Sunday 25 February 2024

Music

I come from an era when many homes, including mine, had a piano. This wasn't necessarily because anyone who lived there had a particular musical talent; for many it was simply an item of furniture that was expected in your home and missed if it was not there. Its function was not really to entertain others. More likely it was seen as somewhere to sit and contemplate, to play a simple tune to delight the ears of one's children perhaps, to see if they might show an interest, or maybe playing carols at Christmas time. Interestingly, and unlike with some other instruments, a pianist can look directly at their hands on the keys whilst playing, keys which are laid out in such a logical fashion that even after moving on to a different instrument the piano keyboard will still serve as a mental reference.

I can recall going to piano lessons (which I hated) from an early age and despite having no interest in playing another instrument for many years afterwards, some of what I learnt must have stuck because today I can still read music. (This is the modern system of lines and dots first created by Christian monks to try to standardise their worship.) In later life various situations have prompted me to pick up and play different instruments, starting with a tin whistle and more recently playing a concertina. When I look back on how this has come about I find it quite hard to believe that those few short years as a child sitting once a week at a piano with my scary tutor beside me (slapping my knuckles with a ruler when I got it wrong) could have resulted in anything useful sticking with me. But it clearly did.
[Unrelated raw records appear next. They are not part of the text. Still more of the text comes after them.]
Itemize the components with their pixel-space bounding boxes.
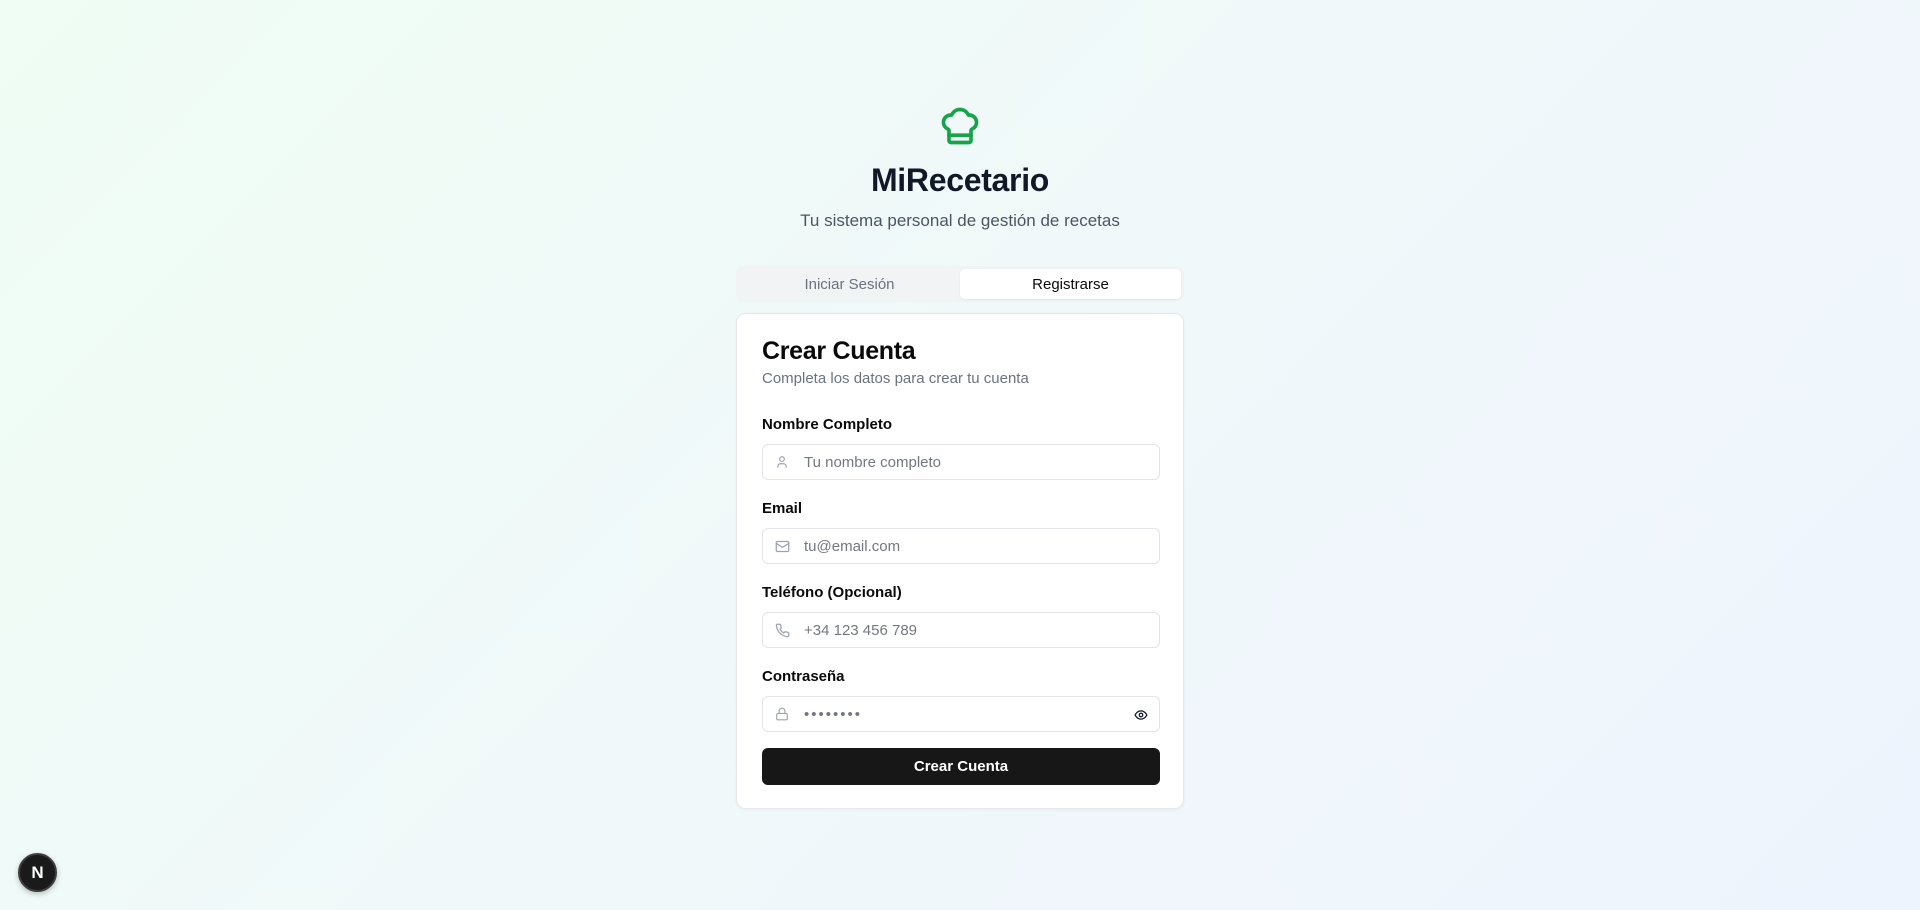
user-icon [774, 454, 790, 470]
create-account-button[interactable]: Crear Cuenta [762, 748, 1160, 785]
app-subtitle: Tu sistema personal de gestión de receta… [800, 211, 1120, 230]
name-field-wrapper [762, 444, 1160, 480]
phone-label: Teléfono (Opcional) [762, 584, 902, 601]
name-label: Nombre Completo [762, 416, 893, 433]
phone-icon [774, 622, 790, 638]
auth-tabs: Iniciar Sesión Registrarse [736, 266, 1184, 302]
password-field-wrapper [762, 696, 1160, 732]
register-card: Crear Cuenta Completa los datos para cre… [736, 313, 1184, 809]
chef-hat-icon [935, 101, 985, 151]
tab-register[interactable]: Registrarse [960, 269, 1181, 299]
email-field-wrapper [762, 528, 1160, 564]
lock-icon [774, 706, 790, 722]
email-input[interactable] [804, 531, 1124, 561]
dev-tools-badge[interactable]: N [18, 853, 57, 892]
password-label: Contraseña [762, 668, 845, 685]
card-title: Crear Cuenta [762, 337, 916, 365]
phone-input[interactable] [804, 615, 1124, 645]
tab-login[interactable]: Iniciar Sesión [739, 269, 960, 299]
card-description: Completa los datos para crear tu cuenta [762, 370, 1029, 387]
eye-icon[interactable] [1133, 707, 1149, 723]
name-input[interactable] [804, 447, 1124, 477]
email-label: Email [762, 500, 803, 517]
phone-field-wrapper [762, 612, 1160, 648]
password-input[interactable] [804, 699, 1124, 729]
mail-icon [774, 538, 790, 554]
app-title: MiRecetario [870, 162, 1050, 198]
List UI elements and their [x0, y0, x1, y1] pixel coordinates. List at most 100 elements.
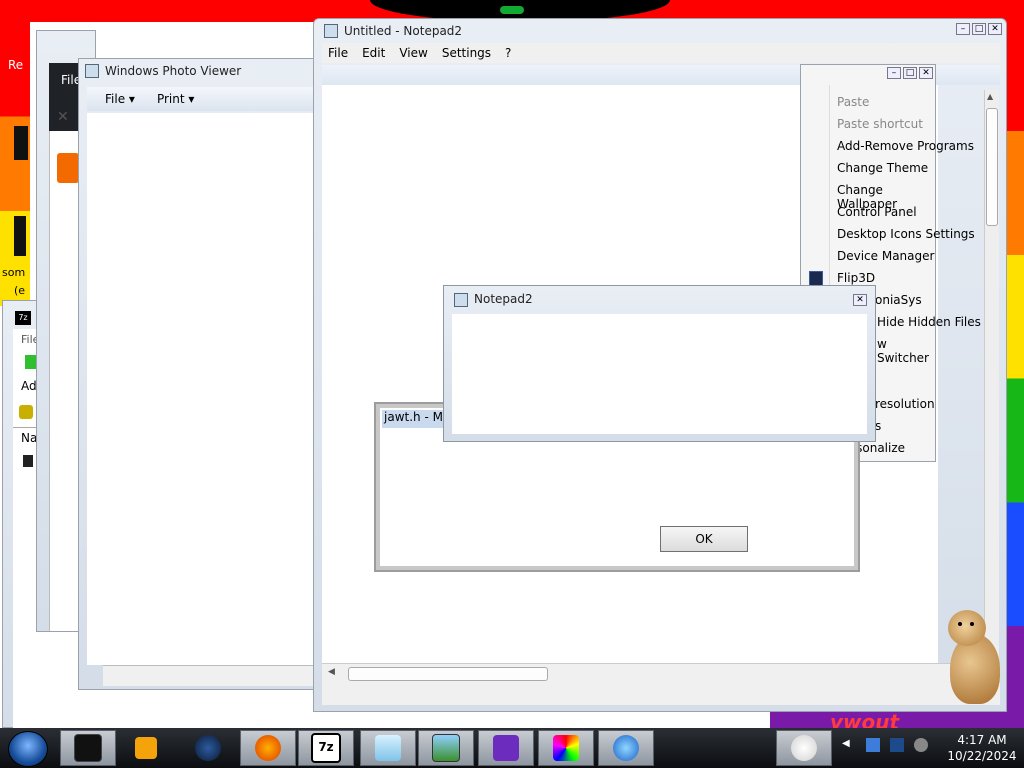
ok-button[interactable]: OK	[660, 526, 748, 552]
taskbar-app-paint-tool[interactable]	[538, 730, 594, 766]
wallpaper-indicator	[500, 6, 524, 14]
dialog-close-button[interactable]: ✕	[853, 294, 867, 306]
sevenzip-add-label[interactable]: Ad	[21, 379, 37, 393]
notepad2-title: Untitled - Notepad2	[344, 24, 463, 38]
paint-tool-icon	[553, 735, 579, 761]
dialog-titlebar[interactable]: Notepad2	[444, 286, 875, 312]
visual-studio-icon	[493, 735, 519, 761]
clock-time: 4:17 AM	[957, 733, 1007, 747]
menu-item-change-theme[interactable]: Change Theme	[837, 161, 928, 175]
photo-viewer-title: Windows Photo Viewer	[105, 64, 242, 78]
sevenzip-window[interactable]: 7z File Ad Na	[2, 300, 39, 729]
hscroll-thumb[interactable]	[348, 667, 548, 681]
taskbar-app-globe[interactable]	[186, 731, 230, 765]
photo-viewer-canvas	[87, 113, 329, 665]
desktop-label-3[interactable]: (e	[14, 284, 25, 297]
internet-explorer-icon	[613, 735, 639, 761]
menu-edit[interactable]: Edit	[362, 46, 385, 60]
photo-viewer-print-menu[interactable]: Print ▾	[157, 92, 194, 106]
tray-network-icon[interactable]	[866, 738, 880, 752]
close-icon[interactable]: ✕	[853, 294, 867, 306]
desktop-icon[interactable]	[14, 216, 26, 256]
menu-item-device-manager[interactable]: Device Manager	[837, 249, 934, 263]
taskbar-app-paint[interactable]	[776, 730, 832, 766]
menu-item-resolution[interactable]: resolution	[875, 397, 935, 411]
tray-volume-icon[interactable]	[914, 738, 928, 752]
tray-display-icon[interactable]	[890, 738, 904, 752]
folder-up-icon[interactable]	[19, 405, 33, 419]
photo-viewer-commandbar: File ▾ Print ▾	[87, 87, 329, 111]
taskbar-app-visual-studio[interactable]	[478, 730, 534, 766]
sevenzip-app-icon: 7z	[15, 311, 31, 325]
dialog-title: Notepad2	[474, 292, 533, 306]
notepad2-hscrollbar[interactable]: ◀	[322, 663, 1000, 684]
rss-icon[interactable]	[57, 153, 79, 183]
start-button[interactable]	[8, 731, 48, 767]
hamster-mascot	[944, 610, 1004, 706]
dialog-body	[452, 314, 867, 434]
file-icon[interactable]	[23, 455, 33, 467]
menu-item-control-panel[interactable]: Control Panel	[837, 205, 917, 219]
notepad2-statusbar	[322, 683, 1000, 705]
globe-icon	[195, 735, 221, 761]
taskbar-app-firefox[interactable]	[240, 730, 296, 766]
taskbar-app-terminal[interactable]	[60, 730, 116, 766]
minimize-button[interactable]: –	[956, 23, 970, 35]
close-button[interactable]: ✕	[919, 67, 933, 79]
photo-viewer-file-menu[interactable]: File ▾	[105, 92, 135, 106]
tray-show-hidden-icon[interactable]: ◀	[842, 738, 850, 749]
mascot-eye	[970, 622, 974, 626]
mascot-head	[948, 610, 986, 646]
back-dialog-title: jawt.h - Mi	[382, 410, 450, 428]
menu-item-sys[interactable]: oniaSys	[875, 293, 922, 307]
menu-view[interactable]: View	[399, 46, 427, 60]
close-icon[interactable]: ✕	[57, 109, 69, 125]
mascot-eye	[958, 622, 962, 626]
notepad2-titlebar[interactable]: Untitled - Notepad2	[314, 19, 1006, 43]
notepad2-taskbar-icon	[375, 735, 401, 761]
menu-item-paste-shortcut[interactable]: Paste shortcut	[837, 117, 923, 131]
panel-caption-buttons: – □ ✕	[887, 67, 933, 79]
desktop-label-1[interactable]: Re	[8, 58, 23, 72]
menu-item-desktop-icons-settings[interactable]: Desktop Icons Settings	[837, 227, 975, 241]
menu-item-flip3d[interactable]: Flip3D	[837, 271, 875, 285]
photo-viewer-taskbar-icon	[432, 734, 460, 762]
menu-item-hide-hidden-files[interactable]: Hide Hidden Files	[877, 315, 981, 329]
taskbar-app-7zip[interactable]: 7z	[298, 730, 354, 766]
notepad2-caption-buttons: – □ ✕	[956, 23, 1002, 35]
notepad2-menubar: File Edit View Settings ?	[322, 43, 1000, 63]
photo-viewer-bottombar	[103, 665, 329, 686]
mascot-body	[950, 634, 1000, 704]
desktop-icon[interactable]	[14, 126, 28, 160]
clock-date: 10/22/2024	[947, 749, 1017, 763]
desktop-label-2[interactable]: som	[2, 266, 26, 279]
menu-item-add-remove-programs[interactable]: Add-Remove Programs	[837, 139, 974, 153]
taskbar-app-internet-explorer[interactable]	[598, 730, 654, 766]
terminal-icon	[74, 734, 102, 762]
taskbar-app-photo-viewer[interactable]	[418, 730, 474, 766]
menu-item-paste[interactable]: Paste	[837, 95, 869, 109]
media-player-icon	[135, 737, 157, 759]
photo-viewer-window[interactable]: Windows Photo Viewer File ▾ Print ▾	[78, 58, 329, 690]
notepad2-dialog[interactable]: Notepad2 ✕	[443, 285, 876, 442]
taskbar-clock[interactable]: 4:17 AM 10/22/2024	[940, 732, 1024, 764]
notepad2-vscrollbar[interactable]: ▲	[984, 90, 999, 690]
maximize-button[interactable]: □	[903, 67, 917, 79]
menu-file[interactable]: File	[328, 46, 348, 60]
scroll-up-arrow[interactable]: ▲	[987, 92, 993, 101]
column-header-name[interactable]: Na	[21, 431, 37, 445]
photo-viewer-icon	[85, 64, 99, 78]
menu-settings[interactable]: Settings	[442, 46, 491, 60]
dialog-icon	[454, 293, 468, 307]
menu-help[interactable]: ?	[505, 46, 511, 60]
taskbar-app-media[interactable]	[124, 731, 168, 765]
vscroll-thumb[interactable]	[986, 108, 998, 226]
photo-viewer-titlebar[interactable]: Windows Photo Viewer	[79, 59, 327, 83]
menu-item-switcher[interactable]: w Switcher	[877, 337, 935, 365]
maximize-button[interactable]: □	[972, 23, 986, 35]
notepad2-icon	[324, 24, 338, 38]
taskbar-app-notepad2[interactable]	[360, 730, 416, 766]
minimize-button[interactable]: –	[887, 67, 901, 79]
close-button[interactable]: ✕	[988, 23, 1002, 35]
scroll-left-arrow[interactable]: ◀	[328, 667, 335, 677]
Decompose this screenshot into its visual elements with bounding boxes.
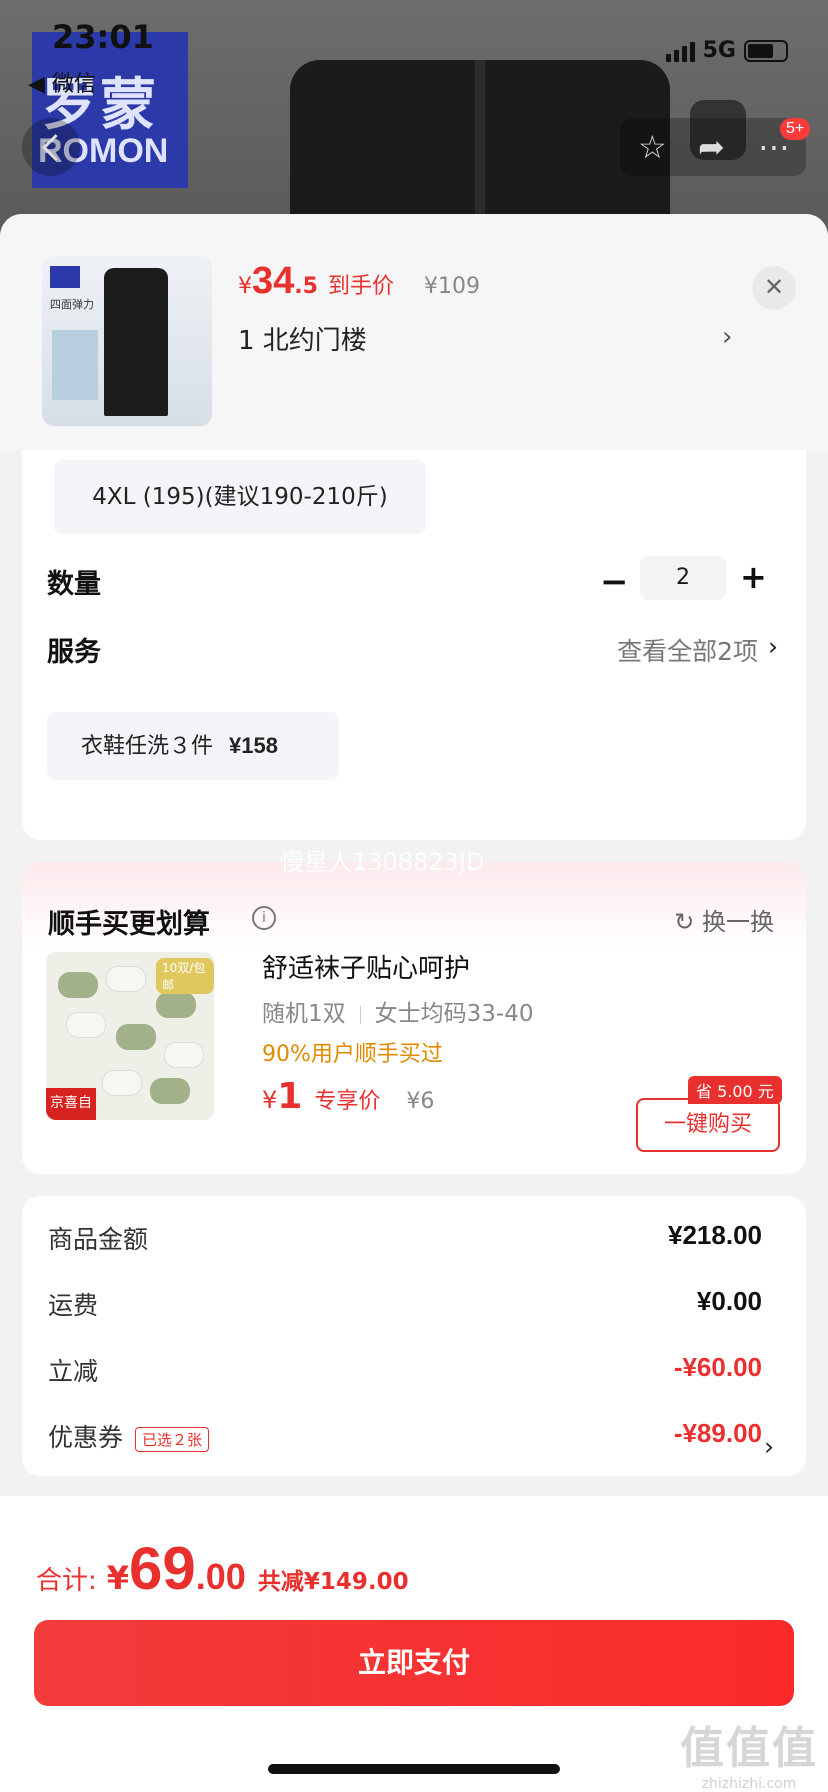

Learning to play the concertina on my own, with no tuition, has been something of a challenge but it has been one that I have been motivated to endure without really considering what it might lead to were I ever to become competent enough to share my playing with others. It is a strange instrument to master. Mine has thirty buttons, each of which produces two different notes, depending on whether I am squeezing or pulling. A choice of alternative fingerings are possible for many tunes and the position of each note, although it seems logical to me now, is completely different from the logic of the piano keyboard. Fortunately , unlike the piano, the concertina is conveniently portable, which I like, and the sound seems to fit in well when played alongside guitar and fiddle players. Playing music is a social thing but since moving to Scotland this is something I have missed... until we moved house and I teamed up with some like minded friends with whom I can share my mistakes.

This is what a bunch of musical unprofessionals look like in action. Next to me is young girl playing her clarsach, a small harp, and on the other side is a lad called Aidan playing an accordion almost as big as himself.

So this is the end result of all those childhood music lessons - me sitting in a cafe in Scotland squeezing a small box to make some squeaky noises. I really don't think this is what my piano teacher had in mind for me. She'd probably regard me as a failure but I think of it as a challenge which I enjoy ever more as my level of competency improves.